18-04-24 04:53 PM
Hi,
Is there any VBO available to extract images from PDF files.
Thanks,
Maheshwar
18-04-24 06:22 PM
Hi Maheshwar,
you can check "Connector for Blue Prism - Adobe PDF Services - API - 2.0.0" asset from digital exchange.
https://digitalexchange.blueprism.com/dx/entry/3439/solution/blue-prism---adobe-pdf-services---export
19-04-24 08:42 AM
Hi Harish,
Thank you for your reply.
Unfortunately, the connector requires the creation of a paid account in Adobe PDF Services, which isn't suitable for my current needs.
I'm searching for a simpler utility similar to those available in Power Automate and Ui Path.

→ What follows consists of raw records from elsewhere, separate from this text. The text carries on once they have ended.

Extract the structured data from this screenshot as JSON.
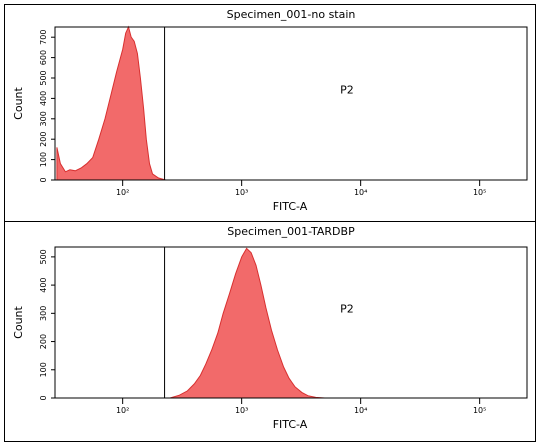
{
  "chart_data": [
    {
      "type": "area",
      "title": "Specimen_001-no stain",
      "x_label": "FITC-A",
      "y_label": "Count",
      "xscale": "log",
      "xlim": [
        27,
        250000
      ],
      "ylim": [
        0,
        750
      ],
      "xticks": [
        {
          "value": 100,
          "label": "10²"
        },
        {
          "value": 1000,
          "label": "10³"
        },
        {
          "value": 10000,
          "label": "10⁴"
        },
        {
          "value": 100000,
          "label": "10⁵"
        }
      ],
      "yticks": [
        0,
        100,
        200,
        300,
        400,
        500,
        600,
        700
      ],
      "color": "#f26a6a",
      "gate": {
        "label": "P2",
        "from": 225
      },
      "x": [
        28,
        30,
        33,
        36,
        40,
        45,
        50,
        56,
        63,
        71,
        80,
        89,
        100,
        106,
        112,
        118,
        125,
        133,
        141,
        150,
        158,
        168,
        178,
        200,
        230
      ],
      "values": [
        160,
        80,
        40,
        50,
        45,
        60,
        80,
        110,
        200,
        300,
        420,
        530,
        640,
        720,
        750,
        700,
        680,
        620,
        500,
        350,
        200,
        80,
        30,
        10,
        0
      ]
    },
    {
      "type": "area",
      "title": "Specimen_001-TARDBP",
      "x_label": "FITC-A",
      "y_label": "Count",
      "xscale": "log",
      "xlim": [
        27,
        250000
      ],
      "ylim": [
        0,
        535
      ],
      "xticks": [
        {
          "value": 100,
          "label": "10²"
        },
        {
          "value": 1000,
          "label": "10³"
        },
        {
          "value": 10000,
          "label": "10⁴"
        },
        {
          "value": 100000,
          "label": "10⁵"
        }
      ],
      "yticks": [
        0,
        100,
        200,
        300,
        400,
        500
      ],
      "color": "#f26a6a",
      "gate": {
        "label": "P2",
        "from": 225
      },
      "x": [
        250,
        300,
        350,
        400,
        450,
        500,
        560,
        630,
        700,
        790,
        890,
        1000,
        1100,
        1200,
        1320,
        1450,
        1600,
        1780,
        2000,
        2250,
        2500,
        2800,
        3200,
        3600,
        4200,
        5000
      ],
      "values": [
        0,
        10,
        25,
        50,
        80,
        120,
        170,
        230,
        300,
        370,
        440,
        500,
        530,
        515,
        470,
        400,
        320,
        240,
        170,
        110,
        70,
        40,
        20,
        8,
        2,
        0
      ]
    }
  ]
}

My Business case is to extract images in a Text PDF and store images in required folder.
2 weeks ago
You can install Poppler pdfimages.exe application and in blueprism using Environment object use start process and specify pdfimages.exe and output folder path and provide below cmd code
pdfimages -all yourfile.pdf outputpath
2 weeks ago - last edited 2 weeks ago
there is another way of doing this is , using python code. you have to install python software and pypdf library , save the file with .py extension and run this python file using Environment object - start process
from pypdf import PdfReader
import os
pdf_path = r"C:\yourpath\testPDFImage\image-doc.pdf"
output_folder = r"C:\yourpath\outputimage"
os.makedirs(output_folder, exist_ok=True)
reader = PdfReader(pdf_path)
img_count = 1
for page_num, page in enumerate(reader.pages):
if "/XObject" in page["/Resources"]:
xObject = page["/Resources"]["/XObject"].get_object()
for obj in xObject:
if xObject[obj]["/Subtype"] == "/Image":
data = xObject[obj].get_data()
file_name = f"image_{page_num+1}_{img_count}.png"
with open(os.path.join(output_folder, file_name), "wb") as f: f.write(data)
img_count += 1